Eduardo Bolsonaro e Paulo Figueiredo: quem são os dois que estavam com Flávio no Salão Oval
As imagens divulgadas por Flávio Bolsonaro após o encontro com Donald Trump na Casa Branca mostraram, além do senador e do presidente americano, duas outras figuras: o ex-deputado federal Eduardo Bolsonaro e o comentarista político Paulo Figueiredo. A presença de ambos na reunião tem implicações que vão além do simbolismo político.
Eduardo Bolsonaro: o irmão que ficou nos EUA
Eduardo Bolsonaro, 41 anos, irmão de Flávio, foi deputado federal por São Paulo por três mandatos consecutivos (2015–2025), sempre como um dos mais votados do país. Deixou o mandato e passou a residir nos Estados Unidos a partir de 2025, após a condenação de Jair Bolsonaro.
Nos EUA, Eduardo consolidou seu papel como principal articulador político da família junto ao universo conservador americano. Foi ele quem intermediou os contatos que, segundo assessores de Flávio, resultaram no convite da presidência norte-americana para a reunião desta terça-feira. É também frequentador regular de eventos como a CPAC (Conservative Political Action Conference).

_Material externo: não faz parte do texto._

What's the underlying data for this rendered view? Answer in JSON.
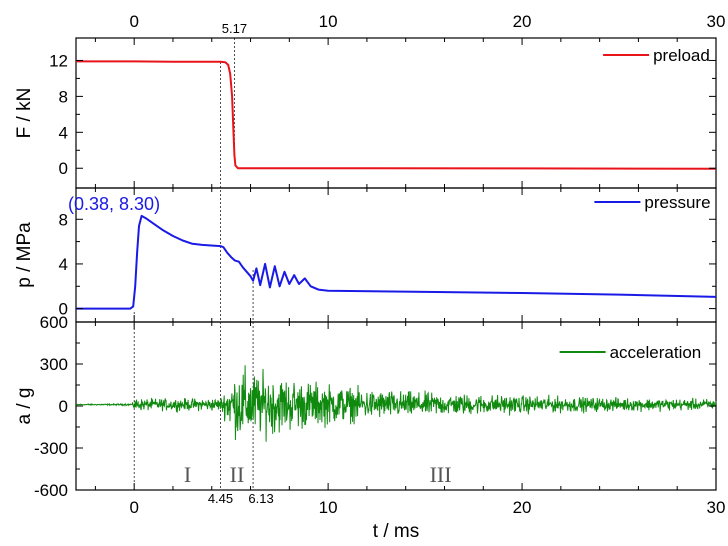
{
  "chart_data": {
    "type": "line",
    "x_axis": {
      "label": "t / ms",
      "range": [
        -3,
        30
      ],
      "bottom_ticks": [
        "0",
        "10",
        "20",
        "30"
      ],
      "top_ticks": [
        "0",
        "10",
        "20",
        "30"
      ],
      "tick_values": [
        0,
        10,
        20,
        30
      ]
    },
    "panels": [
      {
        "id": "preload",
        "ylabel": "F / kN",
        "ylim": [
          -2.2,
          14.5
        ],
        "yticks": [
          0,
          4,
          8,
          12
        ],
        "ytick_labels": [
          "0",
          "4",
          "8",
          "12"
        ],
        "legend": "preload",
        "color": "#e8141a",
        "series": {
          "name": "preload",
          "points": [
            [
              -3,
              11.9
            ],
            [
              0,
              11.9
            ],
            [
              2,
              11.85
            ],
            [
              4.45,
              11.85
            ],
            [
              4.7,
              11.8
            ],
            [
              4.85,
              11.5
            ],
            [
              4.95,
              10.5
            ],
            [
              5.05,
              8
            ],
            [
              5.12,
              4
            ],
            [
              5.17,
              1.5
            ],
            [
              5.22,
              0.3
            ],
            [
              5.35,
              0
            ],
            [
              6,
              0
            ],
            [
              10,
              0
            ],
            [
              20,
              -0.02
            ],
            [
              30,
              -0.05
            ]
          ]
        }
      },
      {
        "id": "pressure",
        "ylabel": "p / MPa",
        "ylim": [
          -1.2,
          10.8
        ],
        "yticks": [
          0,
          4,
          8
        ],
        "ytick_labels": [
          "0",
          "4",
          "8"
        ],
        "legend": "pressure",
        "color": "#1a1ae6",
        "annotation": "(0.38, 8.30)",
        "series": {
          "name": "pressure",
          "points": [
            [
              -3,
              0
            ],
            [
              -0.2,
              0
            ],
            [
              -0.05,
              0.2
            ],
            [
              0.05,
              2
            ],
            [
              0.15,
              5
            ],
            [
              0.25,
              7.4
            ],
            [
              0.38,
              8.3
            ],
            [
              0.6,
              8.1
            ],
            [
              1,
              7.6
            ],
            [
              1.5,
              7.0
            ],
            [
              2,
              6.5
            ],
            [
              2.5,
              6.1
            ],
            [
              3,
              5.8
            ],
            [
              3.5,
              5.7
            ],
            [
              4.45,
              5.6
            ],
            [
              4.6,
              5.5
            ],
            [
              4.8,
              5.0
            ],
            [
              5.0,
              4.6
            ],
            [
              5.2,
              4.3
            ],
            [
              5.4,
              4.2
            ],
            [
              5.6,
              3.7
            ],
            [
              5.8,
              3.3
            ],
            [
              6.0,
              2.9
            ],
            [
              6.13,
              2.5
            ],
            [
              6.3,
              3.6
            ],
            [
              6.5,
              2.1
            ],
            [
              6.75,
              4.0
            ],
            [
              7.0,
              1.9
            ],
            [
              7.25,
              3.8
            ],
            [
              7.5,
              2.0
            ],
            [
              7.75,
              3.3
            ],
            [
              8.0,
              2.2
            ],
            [
              8.25,
              3.0
            ],
            [
              8.5,
              2.2
            ],
            [
              8.8,
              2.7
            ],
            [
              9.1,
              2.0
            ],
            [
              9.5,
              1.7
            ],
            [
              10,
              1.6
            ],
            [
              15,
              1.5
            ],
            [
              20,
              1.4
            ],
            [
              25,
              1.25
            ],
            [
              30,
              1.05
            ]
          ]
        }
      },
      {
        "id": "acceleration",
        "ylabel": "a / g",
        "ylim": [
          -600,
          600
        ],
        "yticks": [
          -600,
          -300,
          0,
          300,
          600
        ],
        "ytick_labels": [
          "-600",
          "-300",
          "0",
          "300",
          "600"
        ],
        "legend": "acceleration",
        "color": "#0f8a0f",
        "series": {
          "name": "acceleration",
          "description_of_signal": "noisy vibration signal",
          "envelope": [
            [
              -3,
              6
            ],
            [
              -0.1,
              8
            ],
            [
              0,
              60
            ],
            [
              3,
              60
            ],
            [
              4.45,
              65
            ],
            [
              5.0,
              260
            ],
            [
              5.5,
              380
            ],
            [
              6.0,
              330
            ],
            [
              7,
              300
            ],
            [
              9,
              230
            ],
            [
              12,
              150
            ],
            [
              16,
              110
            ],
            [
              20,
              90
            ],
            [
              25,
              65
            ],
            [
              30,
              55
            ]
          ],
          "offset": 10
        }
      }
    ],
    "markers": [
      {
        "x": 0,
        "label": ""
      },
      {
        "x": 4.45,
        "label": "4.45"
      },
      {
        "x": 5.17,
        "label": "5.17"
      },
      {
        "x": 6.13,
        "label": "6.13"
      }
    ],
    "regions": [
      {
        "label": "I",
        "x": 2.75
      },
      {
        "label": "II",
        "x": 5.3
      },
      {
        "label": "III",
        "x": 15.8
      }
    ]
  }
}
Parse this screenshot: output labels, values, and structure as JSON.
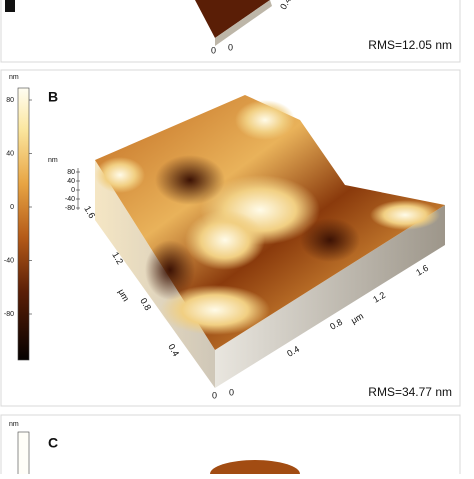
{
  "panel_a": {
    "axis_labels": [
      "0.4",
      "0"
    ],
    "origin": [
      "0",
      "0"
    ],
    "rms": "RMS=12.05 nm"
  },
  "panel_b": {
    "letter": "B",
    "colorbar": {
      "unit": "nm",
      "ticks": [
        "80",
        "40",
        "0",
        "-40",
        "-80"
      ]
    },
    "z_axis": {
      "unit": "nm",
      "ticks": [
        "80",
        "40",
        "0",
        "-40",
        "-80"
      ]
    },
    "x_axis": {
      "ticks": [
        "0.4",
        "0.8",
        "1.2",
        "1.6"
      ],
      "unit": "μm"
    },
    "y_axis": {
      "ticks": [
        "0.4",
        "0.8",
        "1.2",
        "1.6"
      ],
      "unit": "μm"
    },
    "origin": [
      "0",
      "0"
    ],
    "rms": "RMS=34.77 nm"
  },
  "panel_c": {
    "letter": "C",
    "colorbar": {
      "unit": "nm"
    }
  }
}
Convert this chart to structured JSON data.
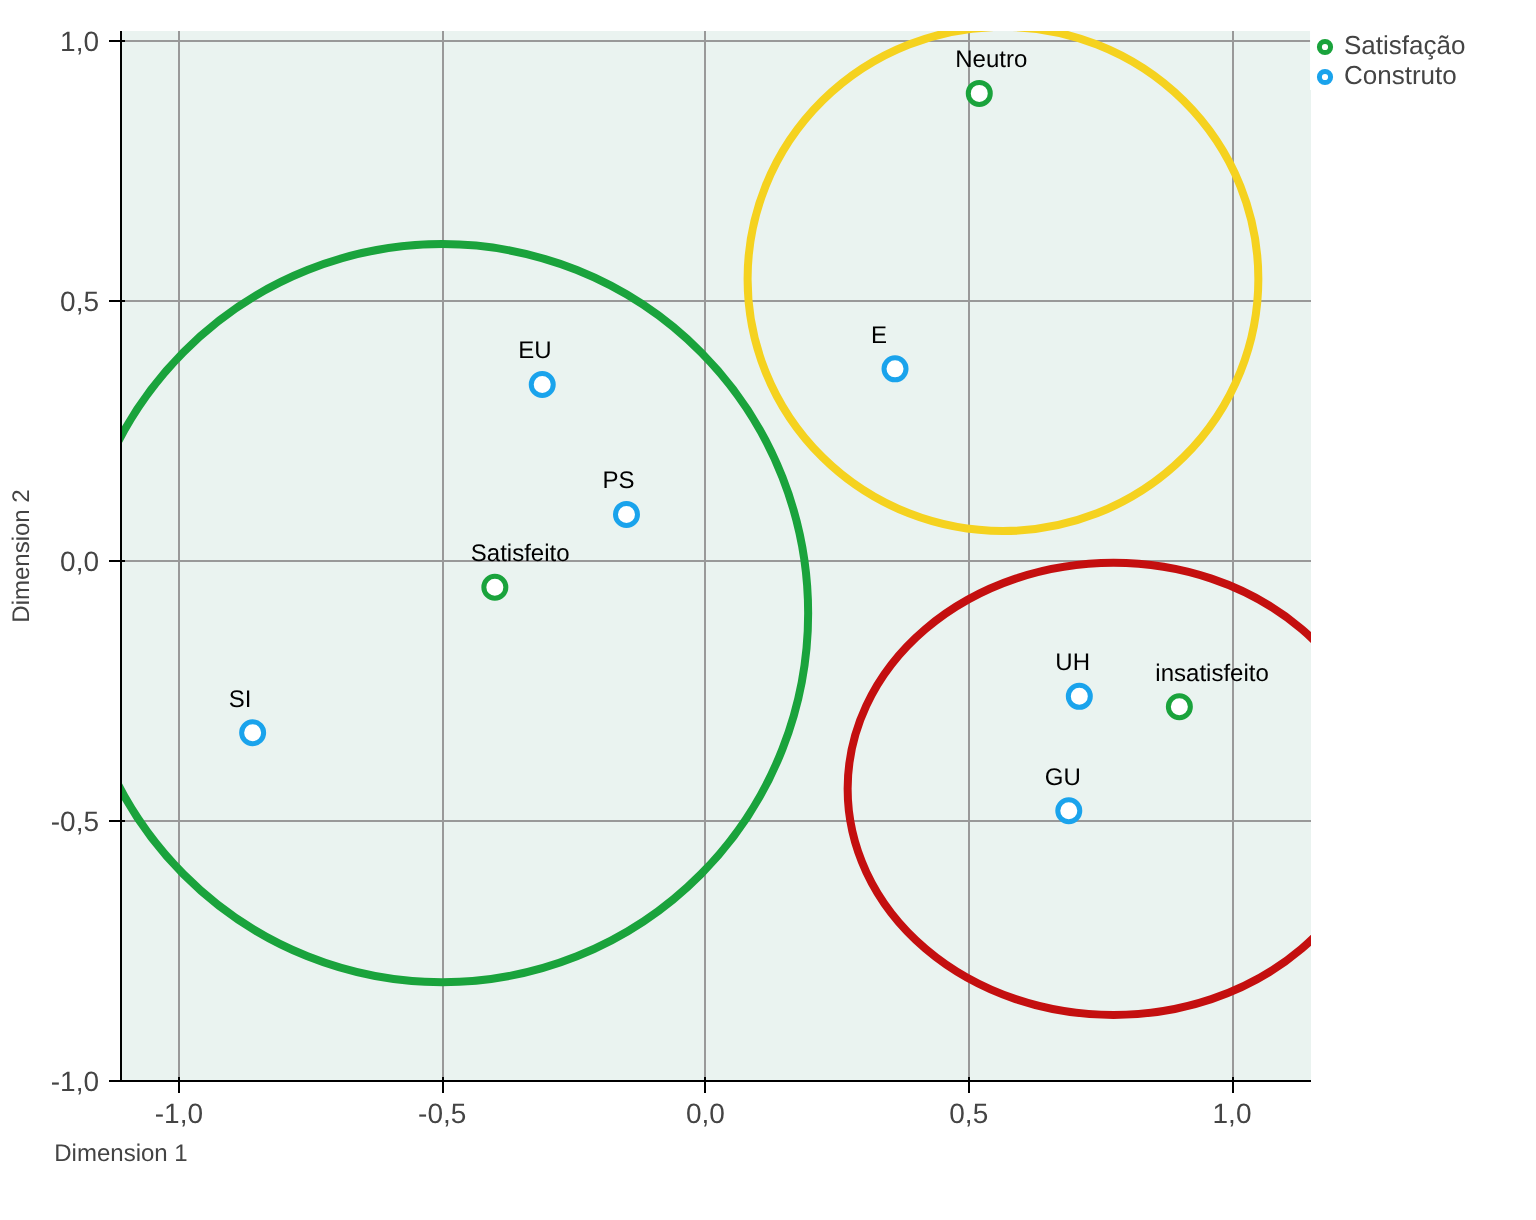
{
  "chart_data": {
    "type": "scatter",
    "xlabel": "Dimension 1",
    "ylabel": "Dimension 2",
    "xlim": [
      -1.11,
      1.15
    ],
    "ylim": [
      -1.0,
      1.02
    ],
    "xticks": [
      {
        "value": -1.0,
        "label": "-1,0"
      },
      {
        "value": -0.5,
        "label": "-0,5"
      },
      {
        "value": 0.0,
        "label": "0,0"
      },
      {
        "value": 0.5,
        "label": "0,5"
      },
      {
        "value": 1.0,
        "label": "1,0"
      }
    ],
    "yticks": [
      {
        "value": -1.0,
        "label": "-1,0"
      },
      {
        "value": -0.5,
        "label": "-0,5"
      },
      {
        "value": 0.0,
        "label": "0,0"
      },
      {
        "value": 0.5,
        "label": "0,5"
      },
      {
        "value": 1.0,
        "label": "1,0"
      }
    ],
    "grid": true,
    "legend": "top right",
    "marker": "circle",
    "series": [
      {
        "name": "Satisfação",
        "color": "#1aa33c",
        "x": [
          0.52,
          -0.4,
          0.9
        ],
        "values": [
          0.9,
          -0.05,
          -0.28
        ]
      },
      {
        "name": "Construto",
        "color": "#1aa3ec",
        "x": [
          0.36,
          -0.31,
          -0.15,
          -0.86,
          0.71,
          0.69
        ],
        "values": [
          0.37,
          0.34,
          0.09,
          -0.33,
          -0.26,
          -0.48
        ]
      }
    ],
    "annotations": [
      {
        "text": "Neutro",
        "x": 0.52,
        "y": 0.9
      },
      {
        "text": "Satisfeito",
        "x": -0.4,
        "y": -0.05
      },
      {
        "text": "insatisfeito",
        "x": 0.9,
        "y": -0.28
      },
      {
        "text": "E",
        "x": 0.36,
        "y": 0.37
      },
      {
        "text": "EU",
        "x": -0.31,
        "y": 0.34
      },
      {
        "text": "PS",
        "x": -0.15,
        "y": 0.09
      },
      {
        "text": "SI",
        "x": -0.86,
        "y": -0.33
      },
      {
        "text": "UH",
        "x": 0.71,
        "y": -0.26
      },
      {
        "text": "GU",
        "x": 0.69,
        "y": -0.48
      }
    ]
  }
}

Eduardo Bolsonaro responde a processo na Procuradoria-Geral da República pelos crimes de coação e obstrução de Justiça. As acusações se referem a supostas articulações que teriam sido conduzidas por ele junto ao governo americano com o objetivo de interferir no processo penal movido contra Jair Bolsonaro no Brasil.
Paulo Figueiredo: o neto do general e o parceiro de Trump
Paulo Figueiredo é neto de João Baptista Figueiredo, o último presidente do regime militar brasileiro (1979–1985). Comentarista político alinhado à direita, vive há vários anos nos Estados Unidos e é sócio de Trump desde antes de o empresário chegar à presidência americana — uma relação que lhe confere acesso privilegiado ao círculo do republicano.
Assim como Eduardo, Paulo Figueiredo é réu no Brasil acusado pelos crimes de coação e obstrução de Justiça, também relacionados às alegadas articulações junto ao governo americano no contexto do processo penal contra Jair Bolsonaro.
O que dizem as acusações
Tanto Eduardo Bolsonaro quanto Paulo Figueiredo foram denunciados pela PGR pelos crimes de coação e obstrução de Justiça. As denúncias são relacionadas a supostas tentativas de articular, junto a integrantes do governo americano, ações que pudessem interferir no processo penal que resultou na condenação de Jair Bolsonaro no Brasil. Ambos negam as acusações.
Por que isso importa
A presença de dois réus em um processo de obstrução de Justiça na reunião entre um pré-candidato brasileiro e o presidente dos EUA representa um elemento delicado do ponto de vista diplomático e jurídico. Para o governo Lula e para o STF, que conduziu as investigações sobre a tentativa de golpe, o episódio reforça as preocupações quanto à interferência americana no processo eleitoral brasileiro — preocupação que o próprio Lula havia expressado diretamente a Trump em encontro realizado no início de maio.
Para a oposição e para a base bolsonarista, a reunião é celebrada como prova de que Flávio Bolsonaro tem legitimidade internacional e apoio das maiores lideranças conservadoras do mundo.